PT - Gluckstein

Publié le par Laurent Pelvey

 

lettre du Parti des travailleurs (PT) à Dominique de Villepin, 02/05/2005

 

Daniel Gluckstein
Secrétaire national du Parti des travailleurs

à Monsieur De VILLEPIN
Ministre de l’Intérieur, de la Sécurité intérieure et des libertés locales

 

objet : demande d’entrevue

 

Monsieur le Ministre,

 

J’ai pris connaissance des décrets n°2005-237 et 238 publiés au Journal officiel n°65 et 68 du 18 mars 2005 relatifs à la campagne référendaire. Ceux-ci en ne reconnaissant le droit d’expression sur les ondes et chaînes publiques qu’à huit formations politiques dans le cadre de cette campagne, consacrent une violation flagrante de la démocratie .

Au nom de quel principe, des organisations et des partis légaux et reconnus comme le Parti des travailleurs peuvent-ils se voir interdit d’expression ? Jusqu’à aujourd’hui, la législation en France n’introduisait pas de distinction entre des partis politiques "officiels" et d’autres qui ne le seraient pas. Cette absence de distinction est d’ailleurs conforme à la démocratie.

Mais un nouveau pas, dans l’atteinte à la démocratie et aux droits élémentaires d’expression des partis dans la République Française, vient d’être franchi avec la publication de votre circulaire n° NOR INT/A/05/00045/C en date du quatre avril 2005, adressée à Mesdames et Messieurs les maires.

Dans celle-ci, qui a pour objet l’organisation matérielle du référendum, il est écrit en page 4 : "Conformément à l’article 2 du décret relatif à la campagne, est interdit à compter du 9 mai 2005, zéro heure : tout affichage relatif au référendum en dehors des emplacements réservés ou sur les emplacements réservés aux autres organisations politiques habilitées (article L.51)."

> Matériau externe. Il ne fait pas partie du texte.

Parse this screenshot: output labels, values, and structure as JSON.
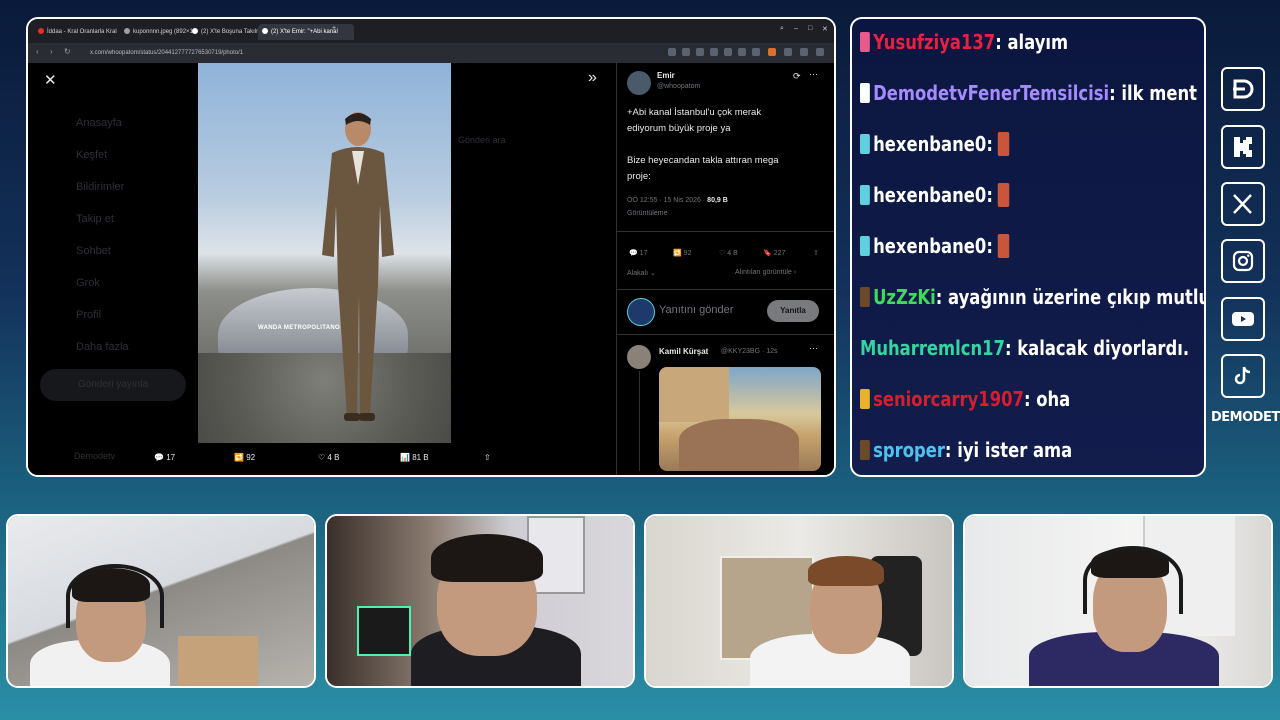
{
  "browser": {
    "tabs": [
      {
        "label": "İddaa - Kral Oranlarla Kral"
      },
      {
        "label": "kuponnnn.jpeg (892×1"
      },
      {
        "label": "(2) X'te Boşuna Takılma"
      },
      {
        "label": "(2) X'te Emir: \"+Abi kanal"
      }
    ],
    "url": "x.com/whoopatom/status/2044127777276530719/photo/1",
    "background_nav": [
      "Anasayfa",
      "Keşfet",
      "Bildirimler",
      "Takip et",
      "Sohbet",
      "Grok",
      "Profil",
      "Daha fazla"
    ],
    "background_button": "Gönderi yayınla",
    "background_user": "Demodetv",
    "background_search_hint": "Gönderi ara",
    "stadium_sign": "WANDA METROPOLITANO",
    "media_actions": {
      "replies": "17",
      "reposts": "92",
      "likes": "4 B",
      "views": "81 B"
    }
  },
  "tweet": {
    "name": "Emir",
    "handle": "@whoopatom",
    "text_line1": "+Abi kanal İstanbul'u çok merak",
    "text_line2": "ediyorum büyük proje ya",
    "text_line3": "Bize heyecandan takla attıran mega",
    "text_line4": "proje:",
    "timestamp": "ÖÖ 12:55 · 15 Nis 2026 ·",
    "views": "80,9 B",
    "views_label": "Görüntüleme",
    "stats": {
      "replies": "17",
      "reposts": "92",
      "likes": "4 B",
      "bookmarks": "227"
    },
    "sort_label": "Alakalı",
    "quotes_label": "Alıntıları görüntüle",
    "reply_placeholder": "Yanıtını gönder",
    "reply_button": "Yanıtla"
  },
  "reply_tweet": {
    "name": "Kamil Kürşat",
    "handle": "@KKY23BG",
    "time": "· 12s"
  },
  "chat": {
    "messages": [
      {
        "user": "Yusufziya137",
        "user_color": "#e8213d",
        "text": ": alayım",
        "badge_color": "#e85a8e"
      },
      {
        "user": "DemodetvFenerTemsilcisi",
        "user_color": "#a58bff",
        "text": ": ilk ment bağırttı",
        "badge_color": "#ffffff"
      },
      {
        "user": "hexenbane0",
        "user_color": "#ffffff",
        "text": ":",
        "badge_color": "#5fd0e0",
        "emote": true
      },
      {
        "user": "hexenbane0",
        "user_color": "#ffffff",
        "text": ":",
        "badge_color": "#5fd0e0",
        "emote": true
      },
      {
        "user": "hexenbane0",
        "user_color": "#ffffff",
        "text": ":",
        "badge_color": "#5fd0e0",
        "emote": true
      },
      {
        "user": "UzZzKi",
        "user_color": "#3ddc5a",
        "text": ": ayağının üzerine çıkıp mutlu olurduk",
        "badge_color": "#6b4a2a"
      },
      {
        "user": "Muharremlcn17",
        "user_color": "#34d6a0",
        "text": ": kalacak diyorlardı.",
        "badge_color": ""
      },
      {
        "user": "seniorcarry1907",
        "user_color": "#d61e2e",
        "text": ": oha",
        "badge_color": "#e8b32a"
      },
      {
        "user": "sproper",
        "user_color": "#4ec3f0",
        "text": ": iyi ister ama",
        "badge_color": "#6b4a2a"
      }
    ]
  },
  "socials": {
    "icons": [
      "demodetv-icon",
      "kick-icon",
      "x-icon",
      "instagram-icon",
      "youtube-icon",
      "tiktok-icon"
    ],
    "brand": "DEMODETV"
  }
}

D’une part des décrets établissent une liste limitée des formations politiques ayant accès aux ondes et chaînes publiques ainsi qu’aux panneaux officiels ; d’autre part, une circulaire interdit l’affichage en dehors des emplacements réservés à huit formations.

Monsieur le Ministre, le Parti des travailleurs, pour sa part, mène depuis prés d’un an campagne pour le vote non au référendum concernant le traité constitutionnel. L’interdiction qui nous serait faite en particulier de coller des affiches donnant notre position sur le référendum, à partir du 9 mai et cela jusqu’au 29 mai, revient à entraver notre liberté d’expression.

C’est une nouvelle atteinte à la démocratie. Cette dernière, suppose la reconnaissance des partis politiques dont le Parti des travailleurs au même titre que les autres.

La Constitution française, dans son article 4 réaffirme ce principe fondamental : "Les partis et groupements politiques concourent à l’expression du suffrage. Ils se forment et exercent leur activité librement. Ils doivent respecter les principes de la souveraineté nationale et de la démocratie". Cet article de la constitution se trouve aujourd’hui bafoué de fait, par la mesure discriminatoire frappant le Parti des travailleurs et  tous les partis autres que les huit cités dans les  décrets.

Si les dispositions mentionnées dans les décrets et votre circulaire n’étaient pas abrogés alors les électeurs ne manqueraient pas de faire le rapprochement entre cette atteinte à la démocratie et la constitution européenne. 

Vous comprendrez, Monsieur le Ministre, au vu de la gravité de cette situation, que je vous demande d’abroger ces mesures discriminatoires et de me recevoir en audience dans les meilleurs délais.

 

Veuillez agréer, Monsieur le Ministre mes salutations respectueuses.